You may have heard that brushing your hair 100 strokes a day is good for your hair, but the AAD says that’s simply a myth. They recommend that you instead only brush and comb when styling your hair.

One older 2009 clinical trial found that brushing less frequently led to reduced hair loss in women.

Make sure you use wide-tooth combs to prevent breakage. You should also only use a brush when your hair is dry, and avoid using plastic bristles. Try a brush with natural bristles instead.

It may seem like cutting your hair can damage it. Ironically though, hair trims may help keep your hair healthy and free of split ends.

You can think of a hair trim like you would skin exfoliation — in both instances, you may need to remove some of the old cells to help new ones grow. When you have split ends, these splits in the cuticle can travel up the rest of the length of your hair and possibly lead to breakage.

See your stylist around every eight weeks, depending on your hair length and texture. Even if you’re growing out your hair, trimming damaged ends could prevent further breakage.

Hypothyroidism (low thyroid disorder) occurs when your thyroid gland doesn’t produce enough thyroid hormones. Although the thyroid itself is small in size, it plays a large role in keeping your body functioning. This includes your metabolism, heart rate, and even your hair growth.

People with low thyroid might notice excessive hair damage and loss, especially in the shower or after brushing. If you have dry, damaged hair combined with low energy, sudden weight gain, and depression, see your healthcare professional for a thyroid check.

If you or a loved one is living with an eating disorder, hair damage is a possible symptom.

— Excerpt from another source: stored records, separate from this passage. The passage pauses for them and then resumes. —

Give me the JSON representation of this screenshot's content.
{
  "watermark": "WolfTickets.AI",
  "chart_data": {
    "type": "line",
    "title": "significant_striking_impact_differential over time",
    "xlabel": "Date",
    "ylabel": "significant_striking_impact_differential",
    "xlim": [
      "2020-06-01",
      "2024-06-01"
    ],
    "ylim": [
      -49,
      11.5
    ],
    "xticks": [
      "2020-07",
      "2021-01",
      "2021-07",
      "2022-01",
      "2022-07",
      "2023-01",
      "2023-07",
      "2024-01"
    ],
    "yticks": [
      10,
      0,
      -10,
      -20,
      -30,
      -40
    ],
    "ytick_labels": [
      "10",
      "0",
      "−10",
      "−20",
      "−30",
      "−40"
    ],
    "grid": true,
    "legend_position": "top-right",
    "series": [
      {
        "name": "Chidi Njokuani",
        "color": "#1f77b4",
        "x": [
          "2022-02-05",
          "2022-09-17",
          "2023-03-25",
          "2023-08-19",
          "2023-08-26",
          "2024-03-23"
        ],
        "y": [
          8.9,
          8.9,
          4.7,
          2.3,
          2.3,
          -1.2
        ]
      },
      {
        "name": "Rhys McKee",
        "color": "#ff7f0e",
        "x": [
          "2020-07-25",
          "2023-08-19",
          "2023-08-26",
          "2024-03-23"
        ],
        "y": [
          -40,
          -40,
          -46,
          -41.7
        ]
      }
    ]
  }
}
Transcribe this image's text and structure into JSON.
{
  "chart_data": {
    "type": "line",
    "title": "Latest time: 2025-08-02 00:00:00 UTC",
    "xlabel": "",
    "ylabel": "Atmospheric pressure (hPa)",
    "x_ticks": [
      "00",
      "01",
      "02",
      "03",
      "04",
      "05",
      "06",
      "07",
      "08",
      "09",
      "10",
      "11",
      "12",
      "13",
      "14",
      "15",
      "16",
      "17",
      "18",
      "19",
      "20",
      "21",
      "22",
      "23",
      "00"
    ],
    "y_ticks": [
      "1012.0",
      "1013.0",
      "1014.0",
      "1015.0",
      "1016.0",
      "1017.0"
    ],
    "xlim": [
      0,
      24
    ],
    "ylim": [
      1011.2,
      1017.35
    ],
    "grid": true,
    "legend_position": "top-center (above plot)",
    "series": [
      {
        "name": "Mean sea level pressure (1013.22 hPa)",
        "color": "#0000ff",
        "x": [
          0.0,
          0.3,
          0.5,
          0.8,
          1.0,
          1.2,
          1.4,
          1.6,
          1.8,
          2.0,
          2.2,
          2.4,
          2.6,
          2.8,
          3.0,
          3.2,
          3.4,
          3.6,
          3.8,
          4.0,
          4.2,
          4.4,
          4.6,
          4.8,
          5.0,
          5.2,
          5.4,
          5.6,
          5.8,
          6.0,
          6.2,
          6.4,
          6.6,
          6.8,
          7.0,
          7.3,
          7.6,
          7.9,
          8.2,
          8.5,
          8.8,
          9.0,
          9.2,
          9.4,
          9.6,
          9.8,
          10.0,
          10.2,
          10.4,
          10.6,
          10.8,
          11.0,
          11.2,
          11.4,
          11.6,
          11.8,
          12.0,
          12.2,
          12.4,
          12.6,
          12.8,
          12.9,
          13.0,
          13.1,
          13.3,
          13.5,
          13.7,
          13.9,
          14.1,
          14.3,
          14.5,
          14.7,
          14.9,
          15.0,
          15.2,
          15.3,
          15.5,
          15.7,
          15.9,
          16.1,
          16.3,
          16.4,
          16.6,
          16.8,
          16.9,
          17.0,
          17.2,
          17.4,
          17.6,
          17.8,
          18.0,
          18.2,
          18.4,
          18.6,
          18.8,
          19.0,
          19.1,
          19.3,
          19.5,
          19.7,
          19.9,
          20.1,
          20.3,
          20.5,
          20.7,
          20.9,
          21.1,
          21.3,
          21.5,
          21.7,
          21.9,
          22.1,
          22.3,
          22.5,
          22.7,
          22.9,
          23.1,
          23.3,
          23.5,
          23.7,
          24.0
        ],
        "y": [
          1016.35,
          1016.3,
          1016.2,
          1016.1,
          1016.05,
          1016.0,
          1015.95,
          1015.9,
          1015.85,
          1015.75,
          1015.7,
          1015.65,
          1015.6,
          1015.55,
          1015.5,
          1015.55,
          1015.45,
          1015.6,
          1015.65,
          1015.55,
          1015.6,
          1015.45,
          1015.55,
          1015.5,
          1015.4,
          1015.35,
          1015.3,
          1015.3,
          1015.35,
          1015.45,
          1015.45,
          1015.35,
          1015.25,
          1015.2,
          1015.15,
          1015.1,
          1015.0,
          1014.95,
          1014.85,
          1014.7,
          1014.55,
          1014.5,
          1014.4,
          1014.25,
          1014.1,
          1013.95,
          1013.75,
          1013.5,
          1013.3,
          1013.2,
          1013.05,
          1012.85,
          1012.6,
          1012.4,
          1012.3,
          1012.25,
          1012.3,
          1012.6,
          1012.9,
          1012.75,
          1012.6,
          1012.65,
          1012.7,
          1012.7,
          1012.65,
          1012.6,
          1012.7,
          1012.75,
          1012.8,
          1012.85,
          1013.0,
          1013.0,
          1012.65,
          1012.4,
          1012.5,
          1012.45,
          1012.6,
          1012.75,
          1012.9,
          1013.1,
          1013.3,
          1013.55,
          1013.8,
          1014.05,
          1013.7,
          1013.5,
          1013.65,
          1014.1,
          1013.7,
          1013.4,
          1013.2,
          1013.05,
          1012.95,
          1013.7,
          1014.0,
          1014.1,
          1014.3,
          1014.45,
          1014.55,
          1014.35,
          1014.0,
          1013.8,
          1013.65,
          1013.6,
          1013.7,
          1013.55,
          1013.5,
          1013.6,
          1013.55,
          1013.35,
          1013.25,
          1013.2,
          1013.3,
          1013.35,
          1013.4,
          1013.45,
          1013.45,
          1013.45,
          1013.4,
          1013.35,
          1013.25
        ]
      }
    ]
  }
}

This is because some eating disorders cause malnourishment, such as anorexia and bulimia nervosa. In such cases, hair follicles don’t have the nutrients they need to produce new hair, and the process is terminated altogether. You may even notice new hairs that break off in the middle of the growing cycle.

Eating disorders can lead to even more serious consequences and require medical treatment. Reading personal stories of those who have overcome eating disorders may help inspire you or your loved one to seek treatment.

To prevent future hair breakage, consider the following hair care tips:

  • Wash and condition your hair daily, but gently.
  • Use a swimmer’s shampoo and conditioner set after going to a pool.
  • Try to let your hair air dry when possible.
  • Make sure all weaves and extensions are light so they don’t pull on the scalp.
  • Consider a new hairstyle that requires less damaging maintenance.
  • Eat a nutrient-dense diet to make sure your hair gets all the nutrients it needs.
  • Avoid wearing tight hats for fashion — save these for sun protection only.

Hair breakage can be frustrating. The good news is that most underlying causes may be corrected.

If you still experience hair breakage after making changes to your diet and hair routine, it may be time to see a healthcare professional to rule out any underlying medical issues.